Y ahí se abre de nuevo una ventana ante él, ahí está el reflejo, mirando a João Capela, João Capela reconoce el apartamento de Ágata, la puede ver medio desnuda sobre el sofá. El reflejo le mira esta vez… ¿Con qué? ¿Con odio? ¿Con satisfacción? ¿Desilusión, acaso? Sí, eso parece, desilusión. Todo lo que sabe el reflejo lo sabe por João Capela, porque él le ha permitido saberlo. Ha sido su escuela durante treinta y cuatro años. Pero hay algo que jamás ha hecho delante de un espejo João Capela, el amor. El reflejo desconoce esa parte en concreto porque jamás lo ha visto, no tiene ni idea de en qué consiste hacer el amor, solo le ha visto besuquearse con alguien, en un reflejo casual y solo por el rabillo del ojo. El reflejo solo entiende de odio y rencor. Mira por dónde, la, llamémoslo así, mojigatería de João Capela ha frustrado la venganza de su reflejo y les ha salvado de su ira a ambos, a él y a su novia. João Capela siente que comienza a recuperar el control. Comprende al fin que el odio es su punto débil, el odio es el punto débil de todo el mundo, incluso de los engendros metafísicos como este, y sonríe João Capela, pero esta vez es su sonrisa la que mueve los músculos de su reflejo. Su reflejo, aun sintiéndose vencido, sonríe también porque João Capela parece comenzar a recuperar el mando. Aquí no podemos dar fe de quién llevó la iniciativa, si João Capela por amor e instinto de supervivencia o si el reflejo por rabia y odio. Quizás ambos, quizás confluyeran todas esas fuerzas de la naturaleza, unas frente a las otras, desencadenando una sola consecuencia en la superficie del espejo. El caso es que, como ya dijimos en los comienzos de esta historia, ambos arremeten de cabeza contra el espejo del apartamento de Ágata, gritando, ”Quién manda a hora, eh” reventándolo, llenando de sangre la moqueta y volviendo cada cual al lugar que la física universal les había asignado a cada uno de ellos. El reflejo retorna al espejo hecho añicos y João Capela aterriza en el suelo del apartamento de Ágata, ya en lado bueno de la vida, en el lado de la realidad.
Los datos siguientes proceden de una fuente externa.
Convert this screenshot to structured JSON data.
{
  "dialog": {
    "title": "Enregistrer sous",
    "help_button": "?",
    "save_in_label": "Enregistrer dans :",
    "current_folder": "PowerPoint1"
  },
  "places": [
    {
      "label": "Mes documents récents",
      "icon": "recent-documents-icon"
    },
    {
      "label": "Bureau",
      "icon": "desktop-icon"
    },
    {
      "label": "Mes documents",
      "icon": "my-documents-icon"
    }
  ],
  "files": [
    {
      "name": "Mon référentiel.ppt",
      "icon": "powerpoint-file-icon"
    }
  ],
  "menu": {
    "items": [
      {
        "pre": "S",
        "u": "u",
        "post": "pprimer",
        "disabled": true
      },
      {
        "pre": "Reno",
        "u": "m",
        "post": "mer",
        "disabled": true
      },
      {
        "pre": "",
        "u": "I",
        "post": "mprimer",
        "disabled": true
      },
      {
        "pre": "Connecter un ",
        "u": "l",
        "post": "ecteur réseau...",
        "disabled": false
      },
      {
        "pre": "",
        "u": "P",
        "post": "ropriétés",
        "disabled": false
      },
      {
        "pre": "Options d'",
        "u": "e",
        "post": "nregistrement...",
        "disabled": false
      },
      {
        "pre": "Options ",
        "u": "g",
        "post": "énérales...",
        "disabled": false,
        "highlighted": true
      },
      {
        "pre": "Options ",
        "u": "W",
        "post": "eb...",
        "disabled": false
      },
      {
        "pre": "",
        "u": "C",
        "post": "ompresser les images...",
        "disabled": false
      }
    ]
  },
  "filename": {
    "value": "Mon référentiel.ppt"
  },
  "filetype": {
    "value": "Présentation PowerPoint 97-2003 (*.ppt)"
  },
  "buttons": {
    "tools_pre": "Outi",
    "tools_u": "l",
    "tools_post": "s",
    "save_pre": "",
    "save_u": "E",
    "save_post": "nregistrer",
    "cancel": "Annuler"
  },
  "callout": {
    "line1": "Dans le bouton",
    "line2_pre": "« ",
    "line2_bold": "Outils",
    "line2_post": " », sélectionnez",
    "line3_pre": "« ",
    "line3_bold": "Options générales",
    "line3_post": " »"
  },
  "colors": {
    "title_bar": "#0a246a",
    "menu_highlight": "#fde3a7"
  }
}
Lástima que Nuestra Ágata, como es de comprender, aún perpleja por la inesperada agresión e ignorante de lo acontecido en ese universo paralelo, al grito de “Largo de aquí, cabrón, hijo de puta. Voy a llamar a la policía” la emprenda a golpes de candelabro y patadas en las costillas contra, esta vez sí, el bueno de João Capela que acababa de regresar de lo más parecido a la muerte.

Por tanto, sí. Ese de ahí es realmente João Capela que no se ha movido de la seguridad del callejón que lleva a su taberna preferida, donde nada reluce Ese es João Capela, el de la mugre, el de las barbas, el del miedo en la mirada, el de los andares raros, evitando cualquier superficie reflectante.